大语言模型微调之道8——建议和实用技巧
Getting Started and Advanced Training Methods
In this section, practical steps for fine-tuning models are discussed along with a sneak peek into advanced training methods.
Practical Steps for Fine-Tuning
- Collect data related to tasks' inputs and outputs and structure it accordingly. If data is insufficient, generate more or use prompt templates.
- Start by fine-tuning a small model (400 million to 1 billion parameters) to gauge performance sensitivity to data volume. Vary the data amount given to understand its impact on the model.
- Evaluate the model's performance to identify strengths and weaknesses. Collect more data based on evaluation insights for further model improvement.
Increasing Task Complexity
- Harder tasks like writing tasks (e.g., emails, code) require larger models due to producing more tokens, making them challenging for models.
- Combining tasks or asking models to perform multiple actions simultaneously increases task complexity, necessitating larger models for handling such challenges efficiently.

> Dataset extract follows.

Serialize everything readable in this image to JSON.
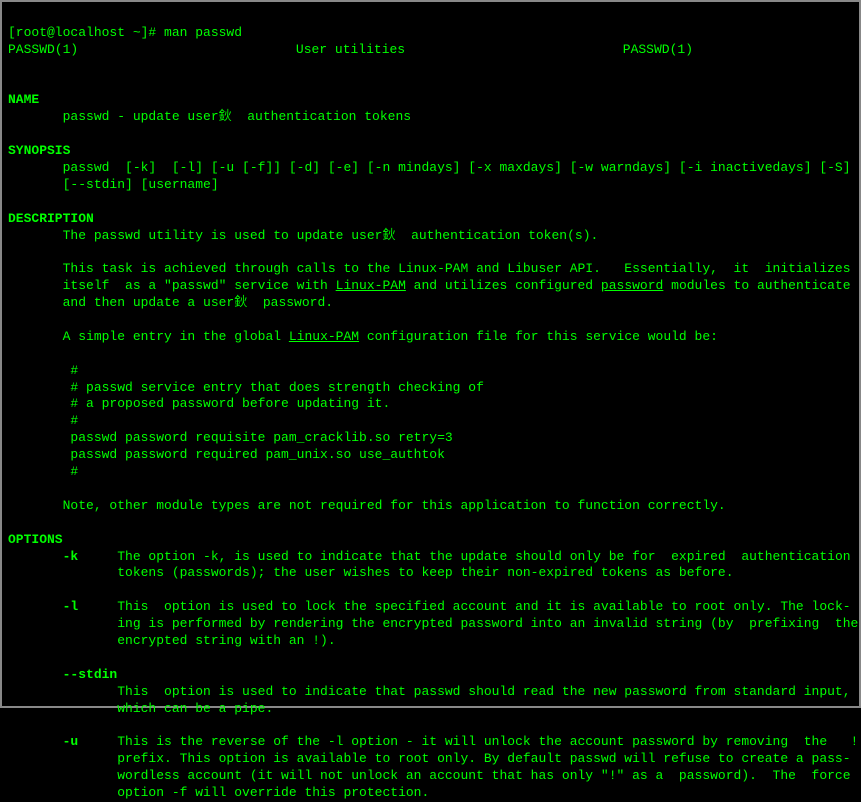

Compute Requirements and Parameter Efficient Fine-Tuning
This section delves into compute requirements for running models efficiently and introduces parameter-efficient fine-tuning methods like LORA.
Compute Requirements
- Optimal hardware choices are crucial; starting with a 1v100 GPU (e.g., available in AWS) can support running 7 billion parameter models for inference but only 1 billion parameter models for training due to memory constraints.